To further confound the mainstream, she refuses to toss brickbats at Iran. That may appear counter-intuitive considering she has been suffering bouts of serious depression since prison and sees her son only every few years when he can leave Iran to meet her. That is until you realise she still has a complex love-affair with the country she left 17 years ago, which is home to her family and ex-husband - a film-maker she is close to, and which continues to tug on her heart strings.
So when she discusses Iran she naturally reaches for a philosophical and historical view. The 1979 Islamic Revolution was, she stated, a "manifestation of an ancient matriarchy". When I raised a quizzical eyebrow she replied that the roots of Iranian Shia Islam lie in the ancient Sumerian religion that worshipped feminine icons, while examples of female iconography appear throughout Shia history. Though the Ayatollahs may not have realised, "the basis of [their] religion is matriarchal. The roots are very old, thousands of years old and are pregnant with matriarchal ideas that have remained alive under the earth as it were, among the lowest levels of society". The clerics may have tried to set women back centuries but, "inevitably Iranian women have arisen".
Iran is undergoing tremendous social change with women a rising proportion of university students - already about two-thirds, and despite restrictions unprecedented numbers are occupying top jobs in law, science, medicine and arts. But Parsipur has no truck with suggestions she's been a political beacon for Iranian women. "I'm just an observer not an activist," she said.

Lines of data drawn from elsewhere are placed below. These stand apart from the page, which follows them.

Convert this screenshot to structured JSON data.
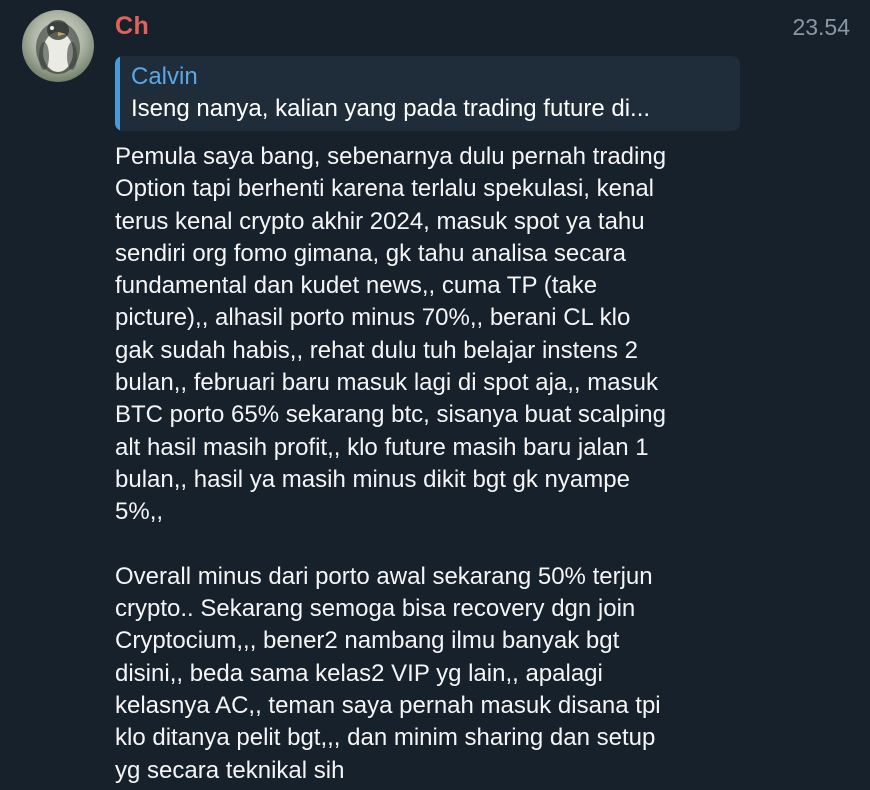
{
  "message": {
    "sender": "Ch",
    "time": "23.54",
    "reply": {
      "author": "Calvin",
      "text": "Iseng nanya, kalian yang pada trading future di..."
    },
    "paragraphs": [
      "Pemula saya bang, sebenarnya dulu pernah trading\nOption tapi berhenti karena terlalu spekulasi, kenal\nterus kenal crypto akhir 2024, masuk spot ya tahu\nsendiri org fomo gimana, gk tahu analisa secara\nfundamental dan kudet news,, cuma TP (take\npicture),, alhasil porto minus 70%,, berani CL klo\ngak sudah habis,, rehat dulu tuh belajar instens 2\nbulan,, februari baru masuk lagi di spot aja,, masuk\nBTC porto 65% sekarang btc, sisanya buat scalping\nalt hasil masih profit,, klo future masih baru jalan 1\nbulan,, hasil ya masih minus dikit bgt gk nyampe\n5%,,",
      "Overall minus dari porto awal sekarang 50% terjun\ncrypto.. Sekarang semoga bisa recovery dgn join\nCryptocium,,, bener2 nambang ilmu banyak bgt\ndisini,, beda sama kelas2 VIP yg lain,, apalagi\nkelasnya AC,, teman saya pernah masuk disana tpi\nklo ditanya pelit bgt,,, dan minim sharing dan setup\nyg secara teknikal sih"
    ]
  },
  "colors": {
    "background": "#17212b",
    "sender_name": "#e0625a",
    "reply_accent": "#4a9ad8",
    "timestamp": "#8a98a5"
  },
  "icons": {
    "avatar": "penguin-avatar"
  }
}
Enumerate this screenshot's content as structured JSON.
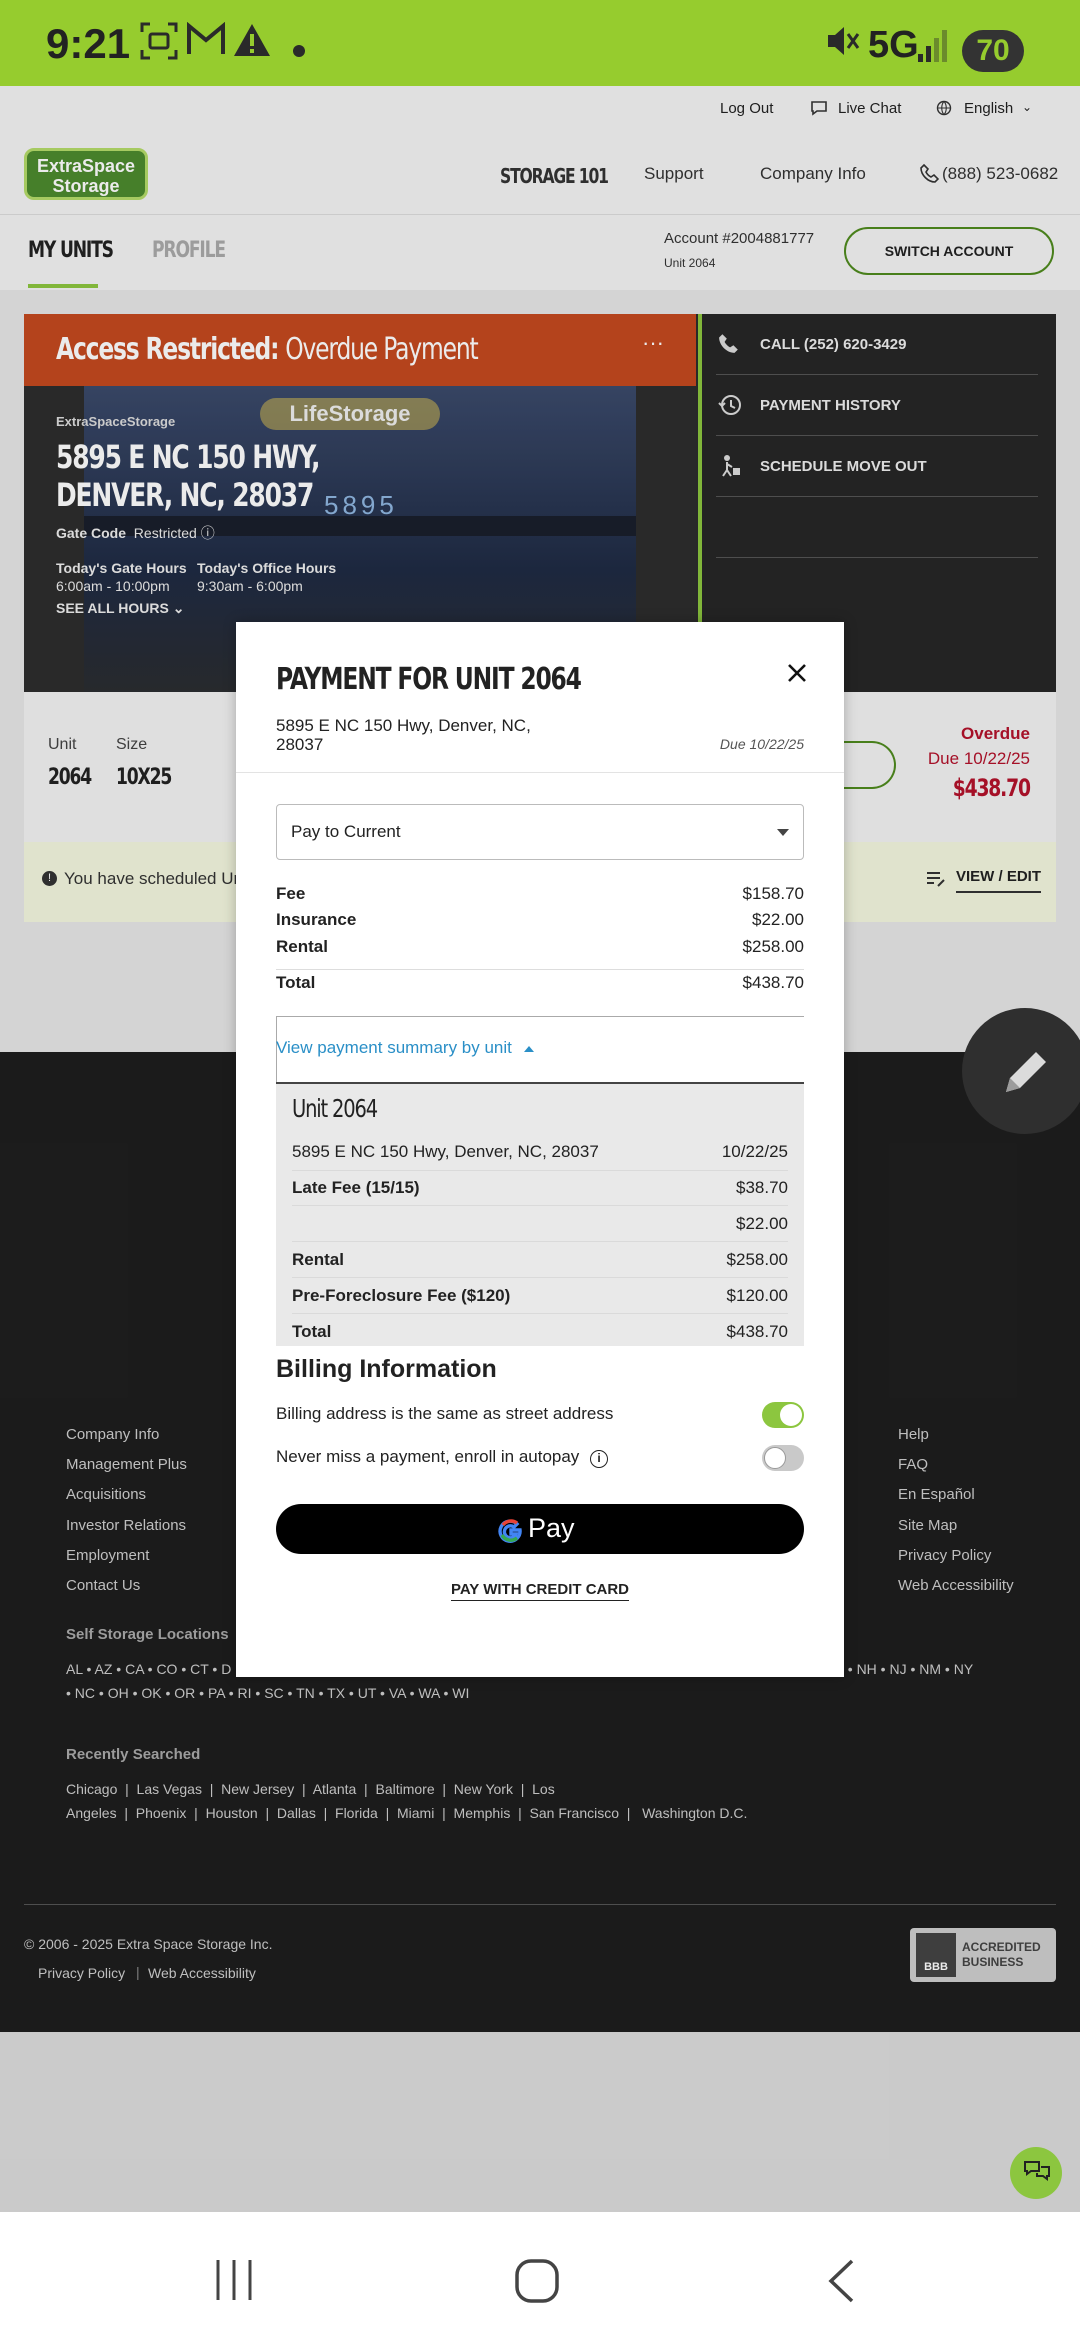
{
  "status": {
    "time": "9:21",
    "network": "5G",
    "battery": "70",
    "icons": [
      "screenshot-icon",
      "gmail-icon",
      "warning-icon",
      "dot-icon",
      "mute-icon",
      "signal-icon"
    ]
  },
  "topnav": {
    "logout": "Log Out",
    "live_chat": "Live Chat",
    "language": "English"
  },
  "header": {
    "logo_line1": "ExtraSpace",
    "logo_line2": "Storage",
    "storage101": "STORAGE 101",
    "support": "Support",
    "company_info": "Company Info",
    "phone": "(888) 523-0682"
  },
  "tabs": {
    "my_units": "MY UNITS",
    "profile": "PROFILE",
    "account": "Account #2004881777",
    "unit": "Unit 2064",
    "switch_account": "SWITCH ACCOUNT"
  },
  "card": {
    "banner_bold": "Access Restricted:",
    "banner_rest": "Overdue Payment",
    "brand": "ExtraSpaceStorage",
    "photo_sign": "LifeStorage",
    "photo_number": "5895",
    "address1": "5895 E NC 150 HWY,",
    "address2": "DENVER, NC, 28037",
    "gate_code_label": "Gate Code",
    "gate_code_value": "Restricted",
    "gate_hours_label": "Today's Gate Hours",
    "gate_hours": "6:00am - 10:00pm",
    "office_hours_label": "Today's Office Hours",
    "office_hours": "9:30am - 6:00pm",
    "see_all": "SEE ALL HOURS",
    "side": [
      "CALL (252) 620-3429",
      "PAYMENT HISTORY",
      "SCHEDULE MOVE OUT"
    ],
    "unit_label": "Unit",
    "unit_value": "2064",
    "size_label": "Size",
    "size_value": "10X25",
    "overdue": "Overdue",
    "due": "Due 10/22/25",
    "amount": "$438.70",
    "notice": "You have scheduled Un",
    "view_edit": "VIEW / EDIT"
  },
  "modal": {
    "title": "PAYMENT FOR UNIT 2064",
    "address_line1": "5895 E NC 150 Hwy, Denver, NC,",
    "address_line2": "28037",
    "due": "Due 10/22/25",
    "select_value": "Pay to Current",
    "lines": [
      {
        "label": "Fee",
        "value": "$158.70"
      },
      {
        "label": "Insurance",
        "value": "$22.00"
      },
      {
        "label": "Rental",
        "value": "$258.00"
      }
    ],
    "total_label": "Total",
    "total_value": "$438.70",
    "summary_link": "View payment summary by unit",
    "summary": {
      "unit": "Unit 2064",
      "address": "5895 E NC 150 Hwy, Denver, NC, 28037",
      "date": "10/22/25",
      "rows": [
        {
          "label": "Late Fee (15/15)",
          "value": "$38.70"
        },
        {
          "label": "",
          "value": "$22.00"
        },
        {
          "label": "Rental",
          "value": "$258.00"
        },
        {
          "label": "Pre-Foreclosure Fee ($120)",
          "value": "$120.00"
        },
        {
          "label": "Total",
          "value": "$438.70"
        }
      ]
    },
    "billing_title": "Billing Information",
    "billing_same": "Billing address is the same as street address",
    "autopay": "Never miss a payment, enroll in autopay",
    "gpay": "Pay",
    "credit_card": "PAY WITH CREDIT CARD"
  },
  "footer": {
    "col1": [
      "Company Info",
      "Management Plus",
      "Acquisitions",
      "Investor Relations",
      "Employment",
      "Contact Us"
    ],
    "col3": [
      "Help",
      "FAQ",
      "En Español",
      "Site Map",
      "Privacy Policy",
      "Web Accessibility"
    ],
    "locations_title": "Self Storage Locations",
    "states_line1": "AL • AZ • CA • CO • CT • D",
    "states_line1_right": "/ • NH • NJ • NM • NY",
    "states_line2": "• NC • OH • OK • OR • PA • RI • SC • TN • TX • UT • VA • WA • WI",
    "recent_title": "Recently Searched",
    "recent_line1": "Chicago  |  Las Vegas  |  New Jersey  |  Atlanta  |  Baltimore  |  New York  |  Los",
    "recent_line2": "Angeles  |  Phoenix  |  Houston  |  Dallas  |  Florida  |  Miami  |  Memphis  |  San Francisco  |   Washington D.C.",
    "copyright": "© 2006 - 2025 Extra Space Storage Inc.",
    "privacy": "Privacy Policy",
    "accessibility": "Web Accessibility",
    "bbb_line1": "ACCREDITED",
    "bbb_line2": "BUSINESS",
    "bbb": "BBB"
  },
  "colors": {
    "brand_green": "#96cc2e",
    "overdue_red": "#b3122b",
    "link_blue": "#2a8fc7"
  }
}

Now in middle-age she said she has pessimism of the intellect and optimism of the will: She gloomily predicts more wars in the Middle East but pins her hopes on the birth of socialism with a dash of Islam; she despairs of ecological destruction but hopes we find a green solution in our feminine side.
Yet she still has the air of a woman searching for her own private place in the world. She admits she's in a "more masculine" stage of life - unsettled and in search of a missing piece. It's not hard to imagine peace of mind might lie in a permanent reunion with her son. In the meantime she is working on her next novel in the German countryside where she is living as guest writer-in-residence of the prestigious Heinrich Boll Institute and looking forward to her next meeting with her son.

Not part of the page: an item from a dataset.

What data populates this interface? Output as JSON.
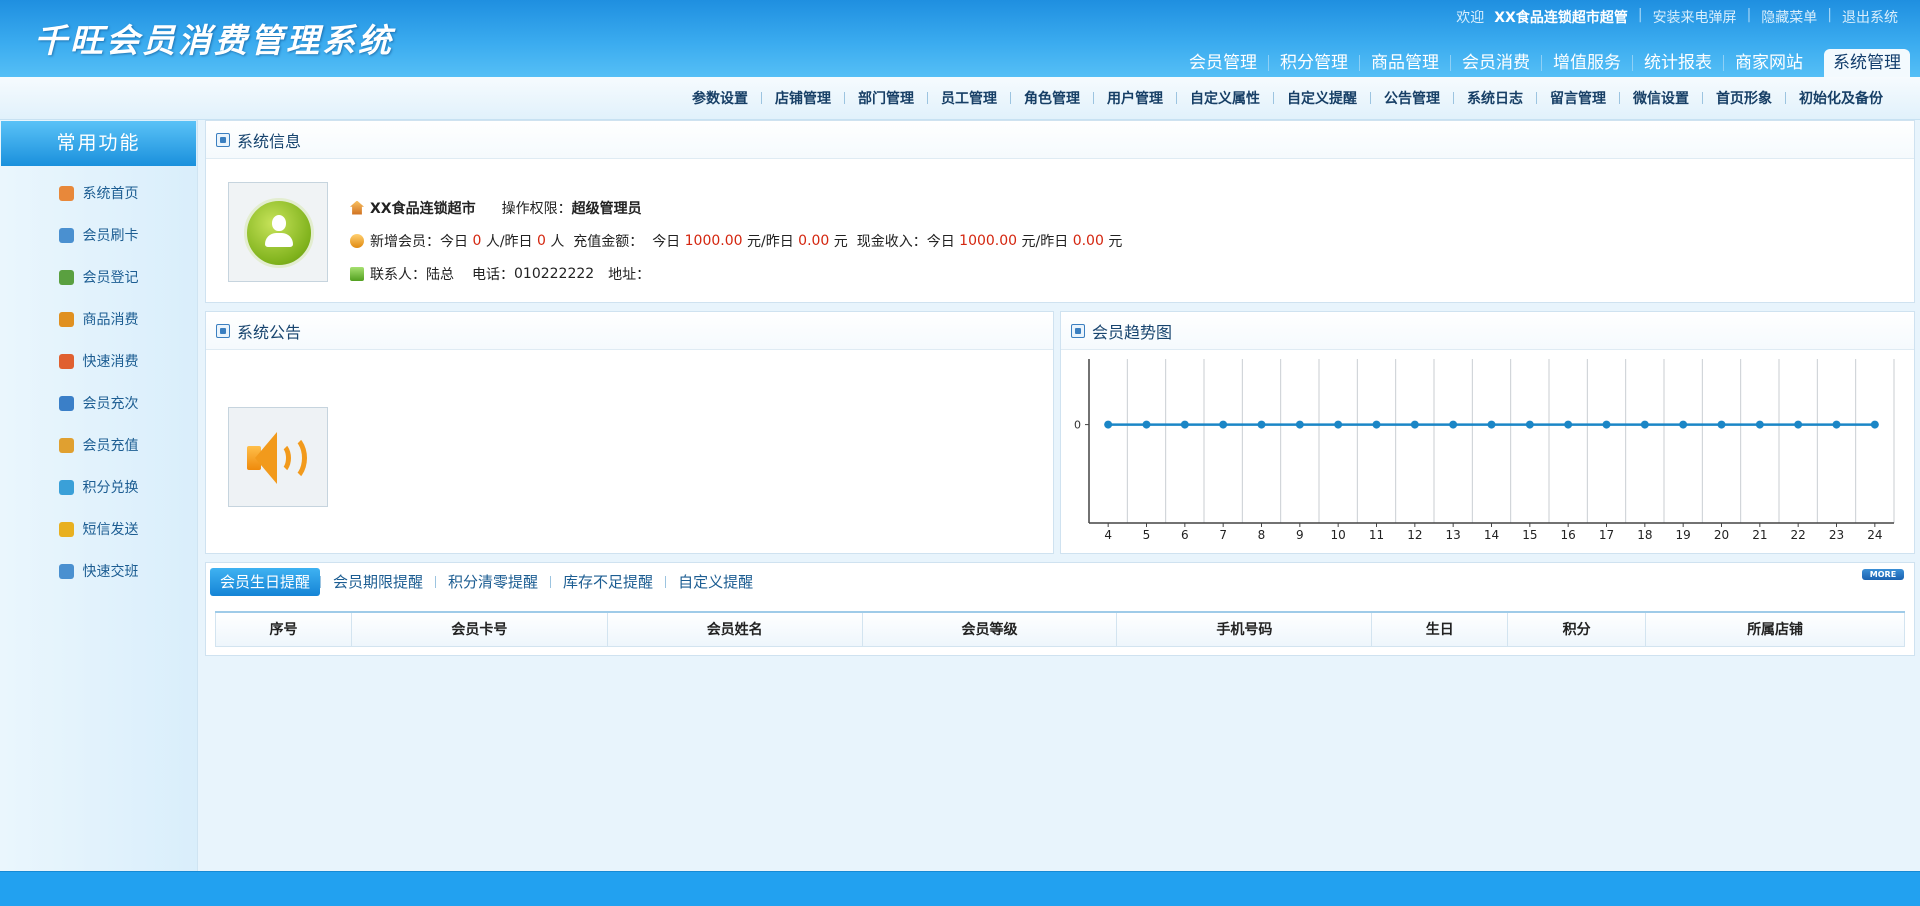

"When I was in prison," she said, "I was fascinated by some of the women there. They could have been freed, or led different lives, married and been with their families but instead they died for their ideas ... I didn't believe in all their ideas but I believe in their spirit and that their spirit is in the women of Iran." With an optimistic laugh she added: "Iranian women have a tendency to change themselves ... I hope they too will be wearing red in the future."